Oyuncaklarını hayata armağan eden çocukları…

Ellerinde Dicle’nin, Kızılırmak’tan suların hayallerini…

Ağrı dağının, Gabar dağının, Torosların, Cudi’nin yüreğini

Ovaların, yaylaların bereketli ellerini taşıyan çocukları

Duvarlarında slogan kokan gölgelerin şarkılarını

Mızıka çalan büyük çocukları…

Büyük umutları, büyük insanlığın komutanlarını…

Hüzünlerini, aşklarını, kelebeklerin rengini... Kuşların kanatlarını… Böceklerin şarkısını, bulutların yağmurlarını. Anlat bana Amara... Bana özgür ve onurlu yaşamın rengini anlat... Dağlara uzanıp dinlenen marşları, çocuk şarkılarını, masallarını, umutlarını, ellerinin terini, gözlerinin derinliğini... Yüreklerinin kuş çırpınışı heyecanını anlat…

Anlat ve sus. Kendi tarihin nakkaşları yol üstündedir...

Ekmeğini ve umudunu paylaştıkça çoğalan çocuklarını… Amara… Anlat ve sus sonsuzluğun kızıl pelerinini kendi tarihine seren kuşların kanatlarını sararak…

İlk kez, duvarlarında farklı ve her daldan ülkemin rengini taşıdılar… Oradan yola çık oradan başla Amara, şarkılar ve marşların sevişmesini anlat… Bayramdı. Bayram olduğunu anlat Amara... Buluşmanın, çoğalmanın ve aynı doğum saatlerinin kardeşliğiydi, bahçenin bayramıydı o marşlar… Pencereden, avludan, dağlardan ovalara, sınır ötesine ulaşan umutlarıydı o çılgın çocukların. Anlat Amara... Top peşinde koşar gibi. Bahçeden meyve çalar gibi… Yarin gözlerine, dudaklarına dokunur gibi…

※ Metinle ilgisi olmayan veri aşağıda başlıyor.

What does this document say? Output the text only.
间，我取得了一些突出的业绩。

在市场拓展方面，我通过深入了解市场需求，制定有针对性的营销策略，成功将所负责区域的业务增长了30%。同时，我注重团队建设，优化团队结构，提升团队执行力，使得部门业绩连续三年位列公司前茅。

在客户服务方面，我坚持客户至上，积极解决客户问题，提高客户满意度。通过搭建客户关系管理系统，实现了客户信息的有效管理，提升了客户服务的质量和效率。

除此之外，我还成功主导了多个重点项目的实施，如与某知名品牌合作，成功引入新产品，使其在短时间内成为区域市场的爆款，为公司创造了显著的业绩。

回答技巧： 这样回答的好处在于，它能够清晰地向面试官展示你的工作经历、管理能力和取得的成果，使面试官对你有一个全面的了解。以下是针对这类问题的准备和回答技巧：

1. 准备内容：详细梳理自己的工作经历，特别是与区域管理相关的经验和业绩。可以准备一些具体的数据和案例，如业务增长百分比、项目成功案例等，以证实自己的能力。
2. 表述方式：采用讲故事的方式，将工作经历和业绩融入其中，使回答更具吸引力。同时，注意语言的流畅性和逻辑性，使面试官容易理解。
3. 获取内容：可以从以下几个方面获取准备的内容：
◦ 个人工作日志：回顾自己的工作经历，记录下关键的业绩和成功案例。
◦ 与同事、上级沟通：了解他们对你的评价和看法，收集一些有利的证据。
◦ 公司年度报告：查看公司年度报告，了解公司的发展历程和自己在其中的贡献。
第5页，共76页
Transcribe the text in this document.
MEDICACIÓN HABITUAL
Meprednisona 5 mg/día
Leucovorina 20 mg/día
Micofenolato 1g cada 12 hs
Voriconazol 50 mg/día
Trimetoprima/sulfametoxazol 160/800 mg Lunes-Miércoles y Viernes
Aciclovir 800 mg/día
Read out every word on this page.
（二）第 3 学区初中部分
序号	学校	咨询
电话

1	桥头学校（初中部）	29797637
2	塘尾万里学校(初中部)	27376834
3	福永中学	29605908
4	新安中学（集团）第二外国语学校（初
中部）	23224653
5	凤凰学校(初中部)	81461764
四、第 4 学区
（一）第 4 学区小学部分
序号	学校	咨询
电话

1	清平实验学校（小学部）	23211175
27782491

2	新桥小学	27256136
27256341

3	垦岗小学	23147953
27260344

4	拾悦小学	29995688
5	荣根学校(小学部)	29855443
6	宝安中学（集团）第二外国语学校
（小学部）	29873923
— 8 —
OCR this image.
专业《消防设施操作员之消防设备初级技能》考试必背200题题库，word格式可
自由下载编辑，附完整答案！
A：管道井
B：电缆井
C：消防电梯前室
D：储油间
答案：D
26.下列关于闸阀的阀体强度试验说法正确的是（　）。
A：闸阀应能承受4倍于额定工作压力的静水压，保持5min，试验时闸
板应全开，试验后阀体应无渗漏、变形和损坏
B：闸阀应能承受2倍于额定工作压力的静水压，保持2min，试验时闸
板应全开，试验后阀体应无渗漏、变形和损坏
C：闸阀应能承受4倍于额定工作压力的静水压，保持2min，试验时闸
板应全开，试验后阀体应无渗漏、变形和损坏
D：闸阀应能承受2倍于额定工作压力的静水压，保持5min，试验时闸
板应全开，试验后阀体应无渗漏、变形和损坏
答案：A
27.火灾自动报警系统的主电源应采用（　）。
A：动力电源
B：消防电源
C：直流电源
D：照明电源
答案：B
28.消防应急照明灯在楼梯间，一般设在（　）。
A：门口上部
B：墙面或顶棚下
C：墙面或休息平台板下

Amara, ben ordaydım… Yanı başında, avlunun en küçük ağacının dalında… Soluduğun havada, duvardaki gölgede, ufukları çınlatan  hüzünlü melodide.. Ruhunda, çocukların terinde… Umutlarında...

Avludaydım... Sestim… Renktim… Pankarttım…Şarkıydım…Gülümsemeydim o küçük dudaklarda… Pırıltıydım birbirine bakarken gözlerinde… Çocuklar… O sesin gölgesinde büyüdü çiçekler, o çocukların ayak izlerinde çizildi umutların rengi… Halaydı, horondu, zeybekti kuşanan bedenlerin el ele ve gözleriydi avuçlarda sıkılan… Yanlarındaydım… Aynı sloganın kardeşiydim... Hayata, umuda, suya ve gölgeliğe koşturanların en küçüğüydüm Amara… Görmedin!

Duvarlarında ekmeğin ve umudun kokusunu alarak dolaştılar bahçenin çiçeklerinde, gördüm… Pankartlar onların çocuk öyküleriydi… Sloganlar ninnisiydi çocukluklarından… Kurşun ve zılgıt kardeşti hayatın bu cehennem ve cennet topraklarıydı… Köyleriydi... Kentleriydi… Onlar çocuktu Amara... Onlar kanatlarını yeni fark eden ve aynada yeni terleyen bıyıklarını gizleyenlerdi… Onlar çocuktu Amara… Onlar bizim saklandığımız yanımızdan fırlayanlardı… Onlar, bizdik… Korkaklığımızı ret ederek konuşanlardı... Onlar suskunluğumuzun içinden kaçanlardı, onlar firariydi özgürlüğe ve kardeşliğe koşan… Onlar çocuktu Amara… Onlar bizdik… Bizim sakladığımız yanımızdı aslında… Yıllardır birbirini görmeyen kardeşlerdik… Aynı suyun kaynağı, aynı ağacın gölgesiydik… Tarihin ve zulmün cebbarlarına başkaldıranlardık… Açtık, susuzduk, sütsüz ve oyuncaksız büyüyenlerdik... Babasız, annesiz ve yar sıcaklığından mahrum edilenlerdik… Ceplerinde topaçlarıyla, sapanlarıyla ve bezden toplarıyla aynı kalenin oyuncuları ve aynı şarkının sözleriydik... Onlar çocuktu Amara... Küçücük yüreklerinde koca bir dünya saklayanlardı Amara… Geldiler... Kucaklaşarak, sevişerek, susarak ve gülümseyerek geçen yolların tepelerine umutlarını ekleyerek.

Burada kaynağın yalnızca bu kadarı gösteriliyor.